Cant manually calculate np.dot() for first feature vector in C1_W2_Lab02_Multiple_Variable_Soln

Hi,

Although I have finished the course I’m in the process of going back through a couple things and manually calculating them. I’m currently on the Multiple Variable Linear Regression, specifically the following equation:

def compute_cost(X, y, w, b): 
    """
    compute cost
    Args:
      X (ndarray (m,n)): Data, m examples with n features
      y (ndarray (m,)) : target values
      w (ndarray (n,)) : model parameters  
      b (scalar)       : model parameter
    Returns:
      cost (scalar): cost
    """
    
    m = X.shape[0]
    cost = 0.0
    for i in range(m):                                
        f_wb_i = np.dot(X[i], w) + b           #(n,)(n,) = scalar (see np.dot)
        cost = cost + (f_wb_i - y[i])**2       #scalar
        cost = cost / (2 * m)                      #scalar    
    return cost

If I set m = 1 and run the modified code:

    m=1
    i=0
    cost = 0.0                             
    f_wb_i = np.dot(X[i], w) + b           #(n,)(n,) = scalar (see np.dot)
    return f_wb_i

Then i get 459.99999761940825 but in excel i get 457.2311368

X = [2104, 5, 1, 45] Note I’m only showing the first feature vector rather than all 3.
y = [460, 232, 178]
w = [0.39, 18.75, -53.36, -26.42]
b = 785.1811367994083

Calculating WX
My understanding of the dot product was X0*W0 + X1*W1 + Xn*Wn

so i get:
820.56+93.75-53.36-1188.9 = -327.95

+b to get the model for when i = 0
=-327.95 + 785.18
= 457.23

I’m confused as to why np.dot() is getting a different value and where i have screwed up.

1 Like

That’s right, @Frazer_Mann! (I added the “…”)

Btw, it’s better to verify with integer values (except zeros and ones). Sometimes, even you print a floating point value, it does not guarantee to show you all decimal places, and if there is missing decimal place in your calculation, the result can be less precise.

Cheers,
Raymond

2 Likes

You posted in “MLS Resources”, but that’s not the best place for a question about a specific technical item in the course.

I’ve moved your thread to the correct location.

1 Like

Try your spreadsheet calculation using the full-resolution values for w and b.
You can find them in the 4th notebook cell:

Thanks very much.

ok, so i think its a rounding error.

I have manually set m to 1 so it only does the first feature vector and ive asked it to return

f_wb_i

the returned value is 459.9999976…

but if i declare the arrays as float rather than int64 (which is what it said they were when i queried the datatype, i get the same value as what i get in excel.

Im a little surprised a rounding error made such a big difference.

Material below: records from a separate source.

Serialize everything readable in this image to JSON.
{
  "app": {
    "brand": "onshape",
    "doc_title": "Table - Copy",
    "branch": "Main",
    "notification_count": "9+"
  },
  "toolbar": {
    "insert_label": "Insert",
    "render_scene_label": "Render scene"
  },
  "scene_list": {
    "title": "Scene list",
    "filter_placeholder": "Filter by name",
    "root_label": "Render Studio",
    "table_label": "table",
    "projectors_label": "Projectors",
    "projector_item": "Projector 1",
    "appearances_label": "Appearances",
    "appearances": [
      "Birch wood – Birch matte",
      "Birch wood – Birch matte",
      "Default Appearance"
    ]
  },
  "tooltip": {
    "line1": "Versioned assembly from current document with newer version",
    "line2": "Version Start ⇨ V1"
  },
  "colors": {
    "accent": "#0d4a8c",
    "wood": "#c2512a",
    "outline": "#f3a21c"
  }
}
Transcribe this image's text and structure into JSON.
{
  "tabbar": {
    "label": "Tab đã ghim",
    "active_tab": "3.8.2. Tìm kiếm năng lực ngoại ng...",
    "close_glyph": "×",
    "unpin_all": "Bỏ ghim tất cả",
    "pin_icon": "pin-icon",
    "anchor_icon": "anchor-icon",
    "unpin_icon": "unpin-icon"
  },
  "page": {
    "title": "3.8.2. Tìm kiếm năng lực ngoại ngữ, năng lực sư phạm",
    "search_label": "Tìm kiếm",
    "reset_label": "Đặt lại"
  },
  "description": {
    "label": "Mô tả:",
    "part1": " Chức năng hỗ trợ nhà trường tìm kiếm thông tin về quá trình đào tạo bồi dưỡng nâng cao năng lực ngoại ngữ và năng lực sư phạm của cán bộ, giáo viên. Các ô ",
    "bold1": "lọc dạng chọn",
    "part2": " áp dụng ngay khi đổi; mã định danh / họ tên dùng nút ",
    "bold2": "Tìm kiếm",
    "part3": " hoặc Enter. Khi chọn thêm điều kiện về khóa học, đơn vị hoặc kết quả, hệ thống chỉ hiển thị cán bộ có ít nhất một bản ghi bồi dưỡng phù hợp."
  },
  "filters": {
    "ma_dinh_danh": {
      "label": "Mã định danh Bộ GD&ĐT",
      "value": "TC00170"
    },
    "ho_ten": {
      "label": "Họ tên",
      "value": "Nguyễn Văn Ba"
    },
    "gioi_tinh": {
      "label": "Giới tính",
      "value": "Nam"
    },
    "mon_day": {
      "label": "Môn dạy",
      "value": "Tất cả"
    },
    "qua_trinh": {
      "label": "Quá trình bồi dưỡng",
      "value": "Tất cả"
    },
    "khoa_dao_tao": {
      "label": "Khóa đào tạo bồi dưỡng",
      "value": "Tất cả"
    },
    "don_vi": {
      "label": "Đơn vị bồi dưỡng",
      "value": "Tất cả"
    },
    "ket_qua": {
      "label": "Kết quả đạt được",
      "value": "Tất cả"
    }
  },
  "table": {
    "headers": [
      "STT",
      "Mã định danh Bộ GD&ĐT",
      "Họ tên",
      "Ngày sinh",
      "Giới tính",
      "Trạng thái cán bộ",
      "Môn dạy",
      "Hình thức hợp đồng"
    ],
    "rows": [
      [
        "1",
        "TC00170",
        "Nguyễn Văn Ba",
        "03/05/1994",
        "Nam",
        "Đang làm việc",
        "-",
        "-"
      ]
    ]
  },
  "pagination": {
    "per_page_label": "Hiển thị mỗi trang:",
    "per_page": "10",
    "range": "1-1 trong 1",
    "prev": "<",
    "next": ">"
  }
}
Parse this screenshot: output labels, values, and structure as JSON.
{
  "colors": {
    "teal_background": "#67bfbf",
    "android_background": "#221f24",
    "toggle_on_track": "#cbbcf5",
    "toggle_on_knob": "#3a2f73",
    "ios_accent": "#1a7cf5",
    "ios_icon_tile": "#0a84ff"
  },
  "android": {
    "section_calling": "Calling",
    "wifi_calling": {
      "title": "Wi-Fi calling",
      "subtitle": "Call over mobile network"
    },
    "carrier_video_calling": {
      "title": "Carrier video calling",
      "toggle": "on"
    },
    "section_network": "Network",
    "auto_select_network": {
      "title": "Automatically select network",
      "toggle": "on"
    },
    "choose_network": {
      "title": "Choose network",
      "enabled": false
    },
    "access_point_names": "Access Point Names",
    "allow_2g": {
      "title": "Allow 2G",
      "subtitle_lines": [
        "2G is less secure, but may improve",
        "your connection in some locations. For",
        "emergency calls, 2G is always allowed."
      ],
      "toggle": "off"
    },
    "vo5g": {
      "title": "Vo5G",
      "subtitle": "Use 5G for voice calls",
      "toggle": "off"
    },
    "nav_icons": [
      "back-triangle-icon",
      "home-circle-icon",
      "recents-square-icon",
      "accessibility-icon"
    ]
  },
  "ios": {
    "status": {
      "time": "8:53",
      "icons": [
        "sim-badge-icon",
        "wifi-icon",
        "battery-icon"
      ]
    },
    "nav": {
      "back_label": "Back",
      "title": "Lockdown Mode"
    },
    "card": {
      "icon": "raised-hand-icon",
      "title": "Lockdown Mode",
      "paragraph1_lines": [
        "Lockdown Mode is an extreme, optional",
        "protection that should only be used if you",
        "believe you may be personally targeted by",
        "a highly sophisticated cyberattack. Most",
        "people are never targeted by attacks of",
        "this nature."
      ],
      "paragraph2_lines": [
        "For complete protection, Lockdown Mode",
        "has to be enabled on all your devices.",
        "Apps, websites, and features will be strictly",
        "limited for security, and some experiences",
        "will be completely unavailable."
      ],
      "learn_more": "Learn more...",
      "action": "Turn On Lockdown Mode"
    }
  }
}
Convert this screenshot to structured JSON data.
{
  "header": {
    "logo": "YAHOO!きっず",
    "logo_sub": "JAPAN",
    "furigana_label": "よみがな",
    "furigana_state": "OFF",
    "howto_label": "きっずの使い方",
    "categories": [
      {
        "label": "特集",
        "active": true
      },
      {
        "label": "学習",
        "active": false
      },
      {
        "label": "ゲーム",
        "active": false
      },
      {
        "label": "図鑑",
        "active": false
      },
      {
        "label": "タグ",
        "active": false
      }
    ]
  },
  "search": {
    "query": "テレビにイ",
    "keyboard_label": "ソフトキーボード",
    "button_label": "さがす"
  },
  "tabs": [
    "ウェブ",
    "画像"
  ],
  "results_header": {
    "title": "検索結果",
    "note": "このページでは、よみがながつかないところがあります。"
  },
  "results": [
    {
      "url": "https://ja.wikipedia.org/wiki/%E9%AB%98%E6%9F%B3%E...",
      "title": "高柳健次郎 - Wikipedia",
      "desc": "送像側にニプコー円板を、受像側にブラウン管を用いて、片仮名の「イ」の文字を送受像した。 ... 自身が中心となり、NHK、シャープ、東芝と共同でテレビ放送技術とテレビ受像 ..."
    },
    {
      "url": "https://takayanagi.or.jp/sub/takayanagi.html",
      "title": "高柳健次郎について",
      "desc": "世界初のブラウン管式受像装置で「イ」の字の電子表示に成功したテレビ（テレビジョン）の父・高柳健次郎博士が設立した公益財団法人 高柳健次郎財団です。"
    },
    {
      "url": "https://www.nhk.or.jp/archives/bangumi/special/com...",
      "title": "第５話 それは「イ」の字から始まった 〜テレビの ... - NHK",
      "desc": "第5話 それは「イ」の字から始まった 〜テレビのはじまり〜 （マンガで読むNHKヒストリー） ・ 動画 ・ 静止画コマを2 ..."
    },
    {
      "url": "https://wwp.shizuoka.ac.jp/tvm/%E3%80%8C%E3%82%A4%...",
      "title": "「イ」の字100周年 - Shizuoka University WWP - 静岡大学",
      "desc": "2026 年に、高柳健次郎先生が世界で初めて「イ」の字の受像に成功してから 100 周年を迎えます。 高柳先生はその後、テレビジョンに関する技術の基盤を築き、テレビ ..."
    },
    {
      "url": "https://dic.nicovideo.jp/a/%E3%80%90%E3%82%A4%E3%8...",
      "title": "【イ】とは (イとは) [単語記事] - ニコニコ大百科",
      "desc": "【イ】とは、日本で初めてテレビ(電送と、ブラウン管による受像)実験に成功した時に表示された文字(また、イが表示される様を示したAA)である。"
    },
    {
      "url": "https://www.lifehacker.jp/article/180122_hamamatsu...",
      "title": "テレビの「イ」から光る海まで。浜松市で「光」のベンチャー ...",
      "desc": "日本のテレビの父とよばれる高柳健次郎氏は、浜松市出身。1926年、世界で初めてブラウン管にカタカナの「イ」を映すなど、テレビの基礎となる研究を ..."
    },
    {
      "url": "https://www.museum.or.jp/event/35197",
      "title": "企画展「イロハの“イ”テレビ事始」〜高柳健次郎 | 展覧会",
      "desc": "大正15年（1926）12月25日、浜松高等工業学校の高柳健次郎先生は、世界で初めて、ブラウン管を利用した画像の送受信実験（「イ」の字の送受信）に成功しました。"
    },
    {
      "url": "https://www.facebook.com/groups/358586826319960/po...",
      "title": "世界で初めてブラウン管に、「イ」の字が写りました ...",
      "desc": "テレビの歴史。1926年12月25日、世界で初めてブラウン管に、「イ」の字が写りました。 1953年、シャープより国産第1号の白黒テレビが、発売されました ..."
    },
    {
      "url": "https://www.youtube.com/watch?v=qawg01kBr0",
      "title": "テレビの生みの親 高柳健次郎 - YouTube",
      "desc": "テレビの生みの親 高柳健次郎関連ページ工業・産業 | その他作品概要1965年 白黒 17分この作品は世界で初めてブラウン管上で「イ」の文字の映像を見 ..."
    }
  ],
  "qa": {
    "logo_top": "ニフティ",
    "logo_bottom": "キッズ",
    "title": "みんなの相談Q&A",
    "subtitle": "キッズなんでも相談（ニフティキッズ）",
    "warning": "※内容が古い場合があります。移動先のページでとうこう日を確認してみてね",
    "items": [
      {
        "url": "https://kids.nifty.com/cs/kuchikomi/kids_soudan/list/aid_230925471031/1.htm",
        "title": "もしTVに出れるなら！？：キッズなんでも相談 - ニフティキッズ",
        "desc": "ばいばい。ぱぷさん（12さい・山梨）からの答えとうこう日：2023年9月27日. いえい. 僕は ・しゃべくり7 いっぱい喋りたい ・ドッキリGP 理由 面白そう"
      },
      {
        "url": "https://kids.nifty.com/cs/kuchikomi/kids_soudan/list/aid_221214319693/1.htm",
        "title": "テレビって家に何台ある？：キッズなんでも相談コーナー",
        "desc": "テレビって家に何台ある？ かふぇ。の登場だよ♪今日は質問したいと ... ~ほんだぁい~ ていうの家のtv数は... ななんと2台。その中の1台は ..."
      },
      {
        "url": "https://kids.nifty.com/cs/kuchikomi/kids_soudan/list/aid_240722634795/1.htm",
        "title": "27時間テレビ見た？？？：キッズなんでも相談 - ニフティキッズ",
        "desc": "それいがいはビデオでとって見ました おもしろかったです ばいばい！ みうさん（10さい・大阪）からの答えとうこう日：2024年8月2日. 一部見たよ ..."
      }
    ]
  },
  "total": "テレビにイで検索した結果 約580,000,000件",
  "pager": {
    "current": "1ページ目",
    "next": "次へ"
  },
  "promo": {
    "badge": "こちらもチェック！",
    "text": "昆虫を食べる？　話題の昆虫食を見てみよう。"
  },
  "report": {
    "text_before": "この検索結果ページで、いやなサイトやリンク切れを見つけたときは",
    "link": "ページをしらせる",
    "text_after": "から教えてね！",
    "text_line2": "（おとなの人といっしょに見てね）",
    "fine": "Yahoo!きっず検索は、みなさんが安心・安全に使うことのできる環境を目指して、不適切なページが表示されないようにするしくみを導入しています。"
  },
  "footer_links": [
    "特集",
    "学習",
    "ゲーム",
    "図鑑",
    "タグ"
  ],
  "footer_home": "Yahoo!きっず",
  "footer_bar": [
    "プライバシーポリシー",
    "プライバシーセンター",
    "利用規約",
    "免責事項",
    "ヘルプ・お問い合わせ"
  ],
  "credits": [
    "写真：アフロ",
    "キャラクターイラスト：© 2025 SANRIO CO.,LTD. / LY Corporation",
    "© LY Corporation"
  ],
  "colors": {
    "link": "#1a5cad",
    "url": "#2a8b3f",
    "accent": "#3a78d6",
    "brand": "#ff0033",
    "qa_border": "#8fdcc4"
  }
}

How do you get around the fact that numpy doesnt support decimal datatypes when you’re dealing with financial or engineering data?

Thanks again for your help.

This is not a fact. Numpy works perfectly well with floating point values.

I thought there was a difference between float and decimal datatypes? (You know alot more about this than i do so im guessing im mistaken)

Depends on what you mean by “decimal”.

Do you mean “integer”?

Integers are just simplified floating point numbers.

I’m use to C# where int, float, double and decimal were all distinct numerical data types and the calcs i was planning to do were going to require a large number of decimal places. Ive done some more googling and it appears as though there are only int and float data types in python and it seems like i should be using float 32 for when i finally get onto neural networks assuming i want to maintain as much precision as possible?

Thanks again for your time / correcting my earlier post. Hope you have a great weekend :slight_smile: